FOG Design + Art Spotlight: Pierre Soulages

2018 marks Lévy Gorvy’s second year participating in FOG Design + Art in San Francisco. The physicality inherent to our artists’ practices is evident in nearly each work included in the booth, from Enrico Castellani’s shaped canvases to Robert Ryman’s dense impastos. A wide variety of media comprises many of the works presented, ranging from the stained limestone and corrugated steel of Terry Adkins’ sculptures, to the taxidermy glass eye and flayed rubber tires of Carol Rama’s assemblage paintings. Uniting this diverse presentation is the prerogative each artist undertakes to engage a visual language rooted in the material concerns of their practice, resulting in a rich exhibition of innovative techniques and unique voices.
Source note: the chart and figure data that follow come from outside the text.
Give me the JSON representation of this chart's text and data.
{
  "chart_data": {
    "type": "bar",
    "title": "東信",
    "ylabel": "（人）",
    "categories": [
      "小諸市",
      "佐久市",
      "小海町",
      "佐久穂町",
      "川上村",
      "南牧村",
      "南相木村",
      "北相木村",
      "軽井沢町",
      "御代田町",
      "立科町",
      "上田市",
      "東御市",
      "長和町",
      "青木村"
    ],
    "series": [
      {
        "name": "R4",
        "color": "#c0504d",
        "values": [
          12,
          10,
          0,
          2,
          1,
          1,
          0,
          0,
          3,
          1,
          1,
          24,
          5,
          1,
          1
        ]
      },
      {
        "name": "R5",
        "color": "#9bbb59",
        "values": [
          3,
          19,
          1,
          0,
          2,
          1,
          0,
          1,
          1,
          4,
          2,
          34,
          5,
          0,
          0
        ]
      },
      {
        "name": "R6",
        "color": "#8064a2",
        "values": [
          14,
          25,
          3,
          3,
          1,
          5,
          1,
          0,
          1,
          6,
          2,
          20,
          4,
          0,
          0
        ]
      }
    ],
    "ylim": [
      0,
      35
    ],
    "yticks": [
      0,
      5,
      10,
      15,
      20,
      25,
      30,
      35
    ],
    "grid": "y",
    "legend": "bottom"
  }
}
Pierre Soulages began painting in 1946, and continues to produce works today at the age of 98. In a text on the artist published in 2014, philosopher Alain Badiou theorized that the artist’s black brushstrokes—a motif that dates to the very beginning of his career—correlates to the artist’s existential doctrine, which unifies humanity’s relationship to artistic creation. Enjoy this spotlight on Soulages’ Peinture 181 x 81 cm, 7 avril 2007  (2007), on view at Lévy Gorvy’s presentation at FOG Design + Art, Booth 305.
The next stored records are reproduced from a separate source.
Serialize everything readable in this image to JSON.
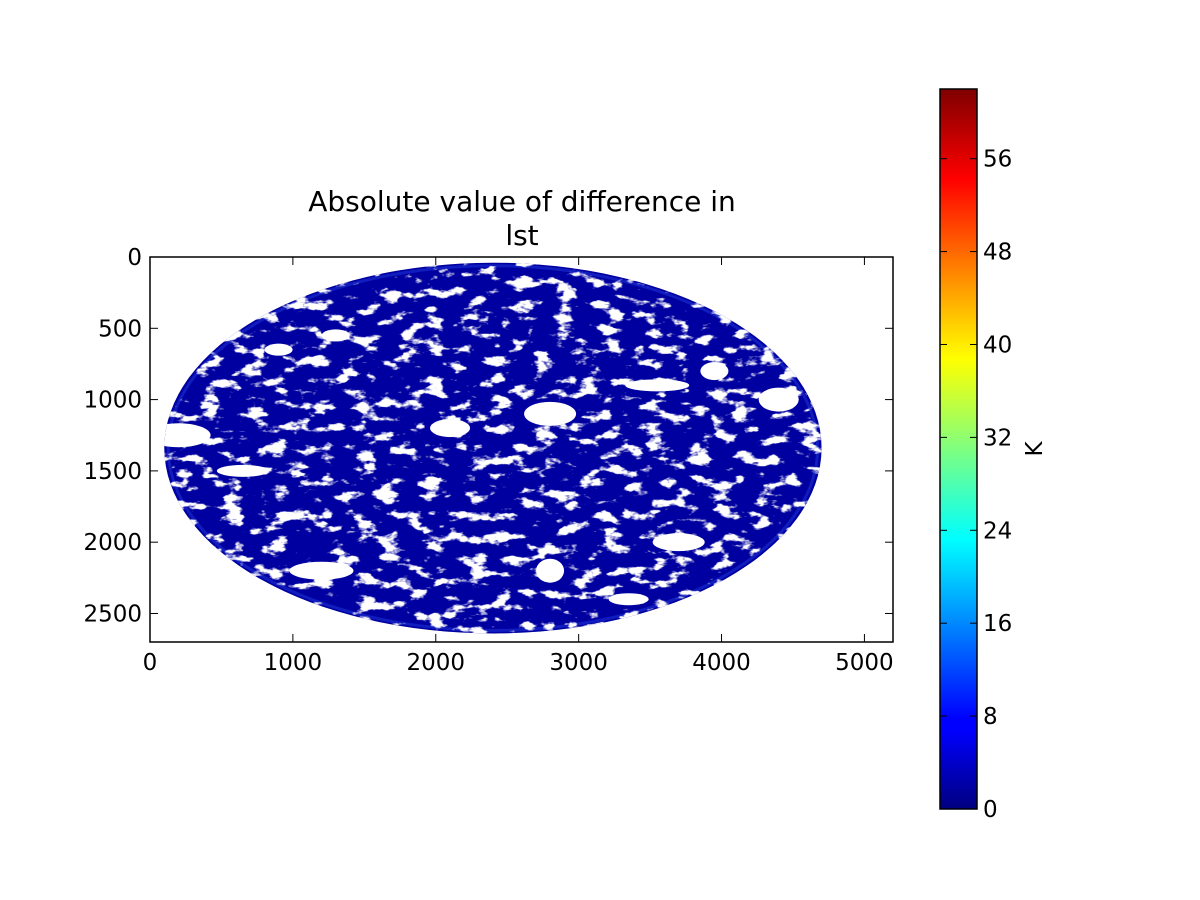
{
  "chart_data": {
    "type": "heatmap",
    "title_lines": [
      "Absolute value of difference in",
      "lst"
    ],
    "xlabel": "",
    "ylabel": "",
    "xlim": [
      0,
      5200
    ],
    "ylim": [
      2700,
      0
    ],
    "y_inverted": true,
    "x_ticks": [
      0,
      1000,
      2000,
      3000,
      4000,
      5000
    ],
    "y_ticks": [
      0,
      500,
      1000,
      1500,
      2000,
      2500
    ],
    "grid": false,
    "disk": {
      "center_x": 2400,
      "center_y": 1340,
      "semi_axis_x": 2300,
      "semi_axis_y": 1300,
      "dominant_value_range": [
        0,
        3
      ],
      "missing_color": "#ffffff"
    },
    "missing_regions": [
      {
        "x": 1300,
        "y": 550
      },
      {
        "x": 2100,
        "y": 1200
      },
      {
        "x": 2800,
        "y": 1100
      },
      {
        "x": 3550,
        "y": 900
      },
      {
        "x": 3950,
        "y": 800
      },
      {
        "x": 4400,
        "y": 1000
      },
      {
        "x": 650,
        "y": 1500
      },
      {
        "x": 1200,
        "y": 2200
      },
      {
        "x": 2800,
        "y": 2200
      },
      {
        "x": 3350,
        "y": 2400
      },
      {
        "x": 3700,
        "y": 2000
      },
      {
        "x": 200,
        "y": 1250
      },
      {
        "x": 900,
        "y": 650
      }
    ],
    "colorbar": {
      "label": "K",
      "colormap": "jet",
      "range": [
        0,
        62
      ],
      "ticks": [
        0,
        8,
        16,
        24,
        32,
        40,
        48,
        56
      ]
    }
  }
}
A painting is an organization, a set of relationships between shapes, lines, and colored surfaces, on which the meanings we give it are made and unmade.

—Pierre Soulages, 1974

The above statement’s applicability to the Soulages’ practice endures to the present, as his works remain indescribable and incapable of conveying meaning in absolute terms; rather, they incarnate meaning—manifesting as purely visual objects that may only be experienced sensually. However, unlike Minimalist paintings, Soulages’s works are holistic—discrete entities within their surroundings —and rather than asserting a painting-as-object status, they exist as subjective extensions of experiential reality. Thus, Soulages deftly prevents his work from being subject to hermeneutic discourse, presenting pure visual impression that requires no interpretation, only interaction.

The title of the present work, Peinture 181 x 81 cm, 7 avril 2007,  is derived from the dimensions of its support and the date of its making (just as Soulages has titled his works for the past six decades), emphasizing the painting’s existence as a delineated entity in space and marking its temporal origin. For the evolution of the work as an object—or rather a “thing” (chose), as the artist prefers to call his paintings—is a perpetually ongoing source of interaction. Approaching both his oeuvre and the vast history of painting, we may understand Soulages’s late work as the determined affirmation of painting’s perpetually new continuity; rather than reading these all-black works as manifestations of aesthetic nihilism, upon consideration one can view Soulages’s work as an allegory for the reality of truth. Peinture 181 x 81 cm, 7 avril 2007 is a unique construction, one that does not correlate to a sensory or conceptual referent, but rather asserts itself as the set of consequences resulting from the gestures of its creation. It is entirely self-legitimating, and firmly establishes the possibility of a certain knowledge without dictating what that knowledge should be; that undertaking is left to the viewer.